Abstract and brocaded, he runs into Sisobk on the stairs.

Gleaming and in tatters, Sisobk drops to his knees and embraces Cain’s feet. ‘You saint,’ he says, ‘You martyr, you tower —’

‘Get up,’ Cain tells him. ‘I see that in one night you have reduced my clothes to the condition of your own.’

‘And I see that in one night you have raised mine to the condition of yours. Didn’t I say we were the perfect complement to each other!’

‘You should not have stolen my clothes. And you should not have inveigled me into this House.’

‘I only invited you. You came of your own accord.’

Cain thinks: no, I didn’t — I was nudged. But what he says is, ‘And that is exactly how I am leaving it.’

‘Not yet. Wait till you hear…’ Sisobk pulls at the hem of Raziel’s robe. ‘Wait till I tell you what I’ve done.’

‘Not if it involves watching you moving your mouth. I think I will not mind if I never see a human mouth move again.’

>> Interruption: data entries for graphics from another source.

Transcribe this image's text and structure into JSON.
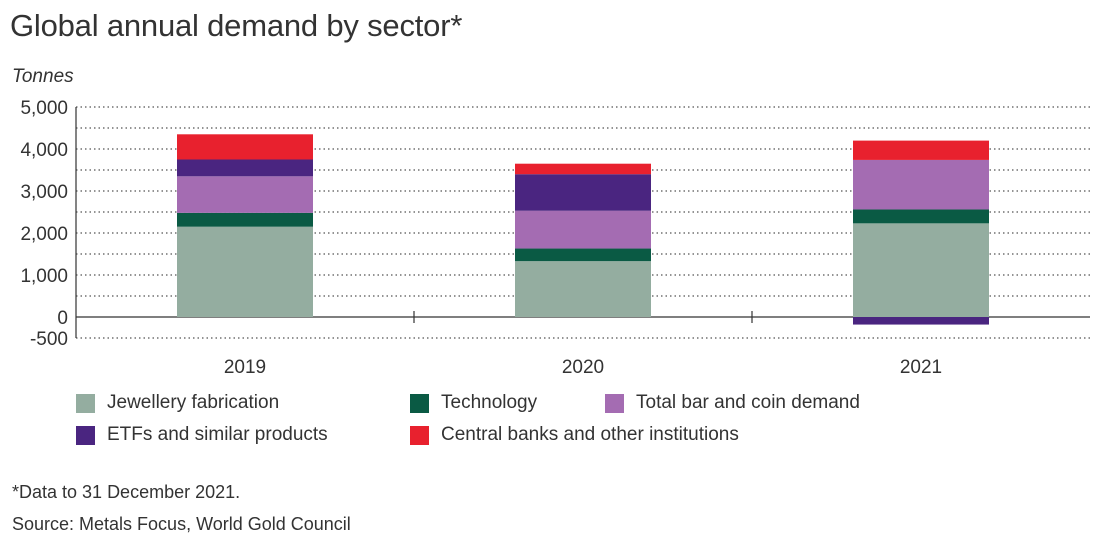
{
  "title": "Global annual demand by sector*",
  "unit_label": "Tonnes",
  "footnote": "*Data to 31 December 2021.",
  "source": "Source: Metals Focus, World Gold Council",
  "chart_data": {
    "type": "bar",
    "stacked": true,
    "categories": [
      "2019",
      "2020",
      "2021"
    ],
    "ylim": [
      -500,
      5000
    ],
    "yticks": [
      -500,
      0,
      1000,
      2000,
      3000,
      4000,
      5000
    ],
    "ytick_labels": [
      "-500",
      "0",
      "1,000",
      "2,000",
      "3,000",
      "4,000",
      "5,000"
    ],
    "grid": "dotted horizontal",
    "legend_position": "bottom",
    "series": [
      {
        "name": "Jewellery fabrication",
        "color": "#94ada0",
        "values": [
          2150,
          1330,
          2230
        ]
      },
      {
        "name": "Technology",
        "color": "#0a5a44",
        "values": [
          330,
          300,
          330
        ]
      },
      {
        "name": "Total bar and coin demand",
        "color": "#a46cb2",
        "values": [
          870,
          900,
          1180
        ]
      },
      {
        "name": "ETFs and similar products",
        "color": "#4a2580",
        "values": [
          400,
          870,
          -180
        ]
      },
      {
        "name": "Central banks and other institutions",
        "color": "#e8212e",
        "values": [
          600,
          250,
          460
        ]
      }
    ]
  }
}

Sisobk is only too willing to cover his. Don’t his fingers fly naturally to his betel-stain moustache anyway?

‘Didtfyou,’ he says, behind his hand. ‘Didwayoudvdon. Iraisdmarm.’

‘And not if it involves listening,’ Cain says. ‘I think I will not mind if I never listen to a human voice again.’

‘Buisabouyou.’

‘Especially if it’s about me.’

He turns, trusting his feet blindly to the rotting stairs.

Sisobk follows, freeing his mouth, making a final lunge for Raziel’s robe. ‘I did it in your name, and in your clothes, and with your brother and your God goading me.’

A deaf man, Cain continues his descent, past the gourmandiser, past the twitching shadow, through a crowd arguing the sex of the Demiurge. ‘Like unto a hermaphrodite He is…’

‘I don’t know how you stood it,’ Sisobk calls out. ‘Having those two dinning in your head. One too old and one too young. One angry every day and one grateful every minute. And both resenting you because you wouldn’t play give-me-thank-you with them. How did you stand it for so long? How did you hold out? I couldn’t. I didn’t!’